Understand when to fine-tune a language model
Before you start fine-tuning a model, you need to have a clear understanding of what fine-tuning is and when you should use it.
When you want to develop a chat application with Azure AI Foundry, you can use prompt flow to create a chat application that is integrated with a language model to generate responses. To improve the quality of the responses the model generates, you can try various strategies. The easiest strategy is to apply prompt engineering. You can change the way you format your question, but you can also update the system message that is sent along with the prompt to the language model.
Prompt engineering is a quick and easy way to improve how the model acts, and what the model needs to know. When you want to improve the quality of the model even further, there are two common techniques that are used:
- Retrieval Augmented Generation (RAG): Ground your data by first retrieving context from a data source before generating a response.
- Fine-tuning: Train a base language model on a dataset before integrating it in your application.

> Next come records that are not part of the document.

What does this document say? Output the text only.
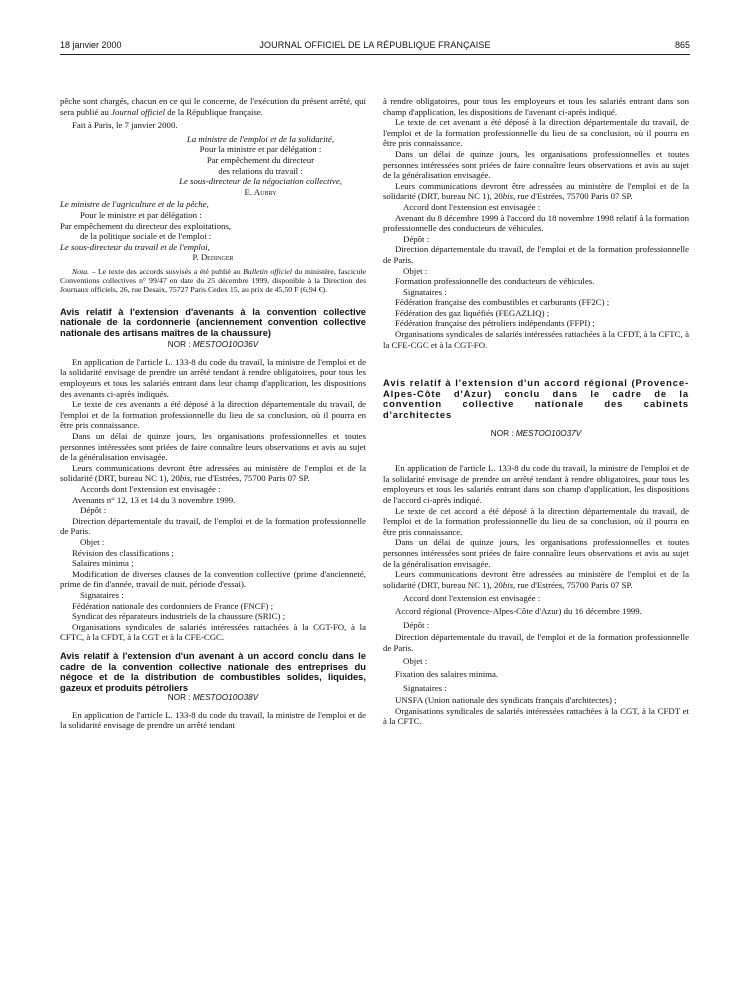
18 janvier 2000	JOURNAL OFFICIEL DE LA RÉPUBLIQUE FRANÇAISE	865

pêche sont chargés, chacun en ce qui le concerne, de l'exécution du présent arrêté, qui sera publié au Journal officiel de la République française.

Fait à Paris, le 7 janvier 2000.

La ministre de l'emploi et de la solidarité,

Pour la ministre et par délégation :

Par empêchement du directeur

des relations du travail :

Le sous-directeur de la négociation collective,

E. Aubry

Le ministre de l'agriculture et de la pêche,

Pour le ministre et par délégation :

Par empêchement du directeur des exploitations,

de la politique sociale et de l'emploi :

Le sous-directeur du travail et de l'emploi,

P. Dedinger

Nota. – Le texte des accords susvisés a été publié au Bulletin officiel du ministère, fascicule Conventions collectives n° 99/47 en date du 25 décembre 1999, disponible à la Direction des Journaux officiels, 26, rue Desaix, 75727 Paris Cedex 15, au prix de 45,50 F (6,94 €).

Avis relatif à l'extension d'avenants à la convention collective nationale de la cordonnerie (anciennement convention collective nationale des artisans maîtres de la chaussure)
NOR : MESTOO10O36V

En application de l'article L. 133-8 du code du travail, la ministre de l'emploi et de la solidarité envisage de prendre un arrêté tendant à rendre obligatoires, pour tous les employeurs et tous les salariés entrant dans leur champ d'application, les dispositions des avenants ci-après indiqués.

Le texte de ces avenants a été déposé à la direction départementale du travail, de l'emploi et de la formation professionnelle du lieu de sa conclusion, où il pourra en être pris connaissance.

Dans un délai de quinze jours, les organisations professionnelles et toutes personnes intéressées sont priées de faire connaître leurs observations et avis au sujet de la généralisation envisagée.

Leurs communications devront être adressées au ministère de l'emploi et de la solidarité (DRT, bureau NC 1), 20bis, rue d'Estrées, 75700 Paris 07 SP.

Accords dont l'extension est envisagée :

Avenants n° 12, 13 et 14 du 3 novembre 1999.

Dépôt :

Direction départementale du travail, de l'emploi et de la formation professionnelle de Paris.

Objet :

Révision des classifications ;

Salaires minima ;

Modification de diverses clauses de la convention collective (prime d'ancienneté, prime de fin d'année, travail de nuit, période d'essai).

Signataires :

Fédération nationale des cordonniers de France (FNCF) ;

Syndicat des réparateurs industriels de la chaussure (SRIC) ;

Organisations syndicales de salariés intéressées rattachées à la CGT-FO, à la CFTC, à la CFDT, à la CGT et à la CFE-CGC.

Avis relatif à l'extension d'un avenant à un accord conclu dans le cadre de la convention collective nationale des entreprises du négoce et de la distribution de combustibles solides, liquides, gazeux et produits pétroliers
NOR : MESTOO10O38V

En application de l'article L. 133-8 du code du travail, la ministre de l'emploi et de la solidarité envisage de prendre un arrêté tendant

à rendre obligatoires, pour tous les employeurs et tous les salariés entrant dans son champ d'application, les dispositions de l'avenant ci-après indiqué.

Le texte de cet avenant a été déposé à la direction départementale du travail, de l'emploi et de la formation professionnelle du lieu de sa conclusion, où il pourra en être pris connaissance.

Dans un délai de quinze jours, les organisations professionnelles et toutes personnes intéressées sont priées de faire connaître leurs observations et avis au sujet de la généralisation envisagée.

Leurs communications devront être adressées au ministère de l'emploi et de la solidarité (DRT, bureau NC 1), 20bis, rue d'Estrées, 75700 Paris 07 SP.

Accord dont l'extension est envisagée :

Avenant du 8 décembre 1999 à l'accord du 18 novembre 1998 relatif à la formation professionnelle des conducteurs de véhicules.

Dépôt :

Direction départementale du travail, de l'emploi et de la formation professionnelle de Paris.

Objet :

Formation professionnelle des conducteurs de véhicules.

Signataires :

Fédération française des combustibles et carburants (FF2C) ;

Fédération des gaz liquéfiés (FEGAZLIQ) ;

Fédération française des pétroliers indépendants (FFPI) ;

Organisations syndicales de salariés intéressées rattachées à la CFDT, à la CFTC, à la CFE-CGC et à la CGT-FO.

Avis relatif à l'extension d'un accord régional (Provence-Alpes-Côte d'Azur) conclu dans le cadre de la convention collective nationale des cabinets d'architectes
NOR : MESTOO10O37V

En application de l'article L. 133-8 du code du travail, la ministre de l'emploi et de la solidarité envisage de prendre un arrêté tendant à rendre obligatoires, pour tous les employeurs et tous les salariés entrant dans son champ d'application, les dispositions de l'accord ci-après indiqué.

Le texte de cet accord a été déposé à la direction départementale du travail, de l'emploi et de la formation professionnelle du lieu de sa conclusion, où il pourra en être pris connaissance.

Dans un délai de quinze jours, les organisations professionnelles et toutes personnes intéressées sont priées de faire connaître leurs observations et avis au sujet de la généralisation envisagée.

Leurs communications devront être adressées au ministère de l'emploi et de la solidarité (DRT, bureau NC 1), 20bis, rue d'Estrées, 75700 Paris 07 SP.

Accord dont l'extension est envisagée :

Accord régional (Provence-Alpes-Côte d'Azur) du 16 décembre 1999.

Dépôt :

Direction départementale du travail, de l'emploi et de la formation professionnelle de Paris.

Objet :

Fixation des salaires minima.

Signataires :

UNSFA (Union nationale des syndicats français d'architectes) ;

Organisations syndicales de salariés intéressées rattachées à la CGT, à la CFDT et à la CFTC.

RAG is most commonly applied when you need the model's responses to be factual and grounded in specific data. For example, you want customers to ask questions about hotels that you're offering in your travel booking catalog. On the other hand, when you want the model to behave a certain way, fine-tuning can help you achieve your goal. You can also use a combination of optimization strategies, like RAG and a fine-tuned model, to improve your language application.
How the model needs to act mostly relates to the style, format, and tone of the responses generated by a model. When you want your model to adhere to a specific style and format when responding, you can instruct the model to do so through prompt engineering too. Sometimes however, prompt engineering might not lead to consistent results. It can still happen that a model ignores your instructions and behaves differently.
Within prompt engineering, a technique used to "force" the model to generate output in a specific format, is to provide the model with various examples of what the desired output might look like, also known as one-shot (one example) or few-shot (few examples). Still, it can happen that your model doesn't always generate the output in the style and format you specified.
To maximize the consistency of the model's behavior, you can fine-tune a base model with your own training data.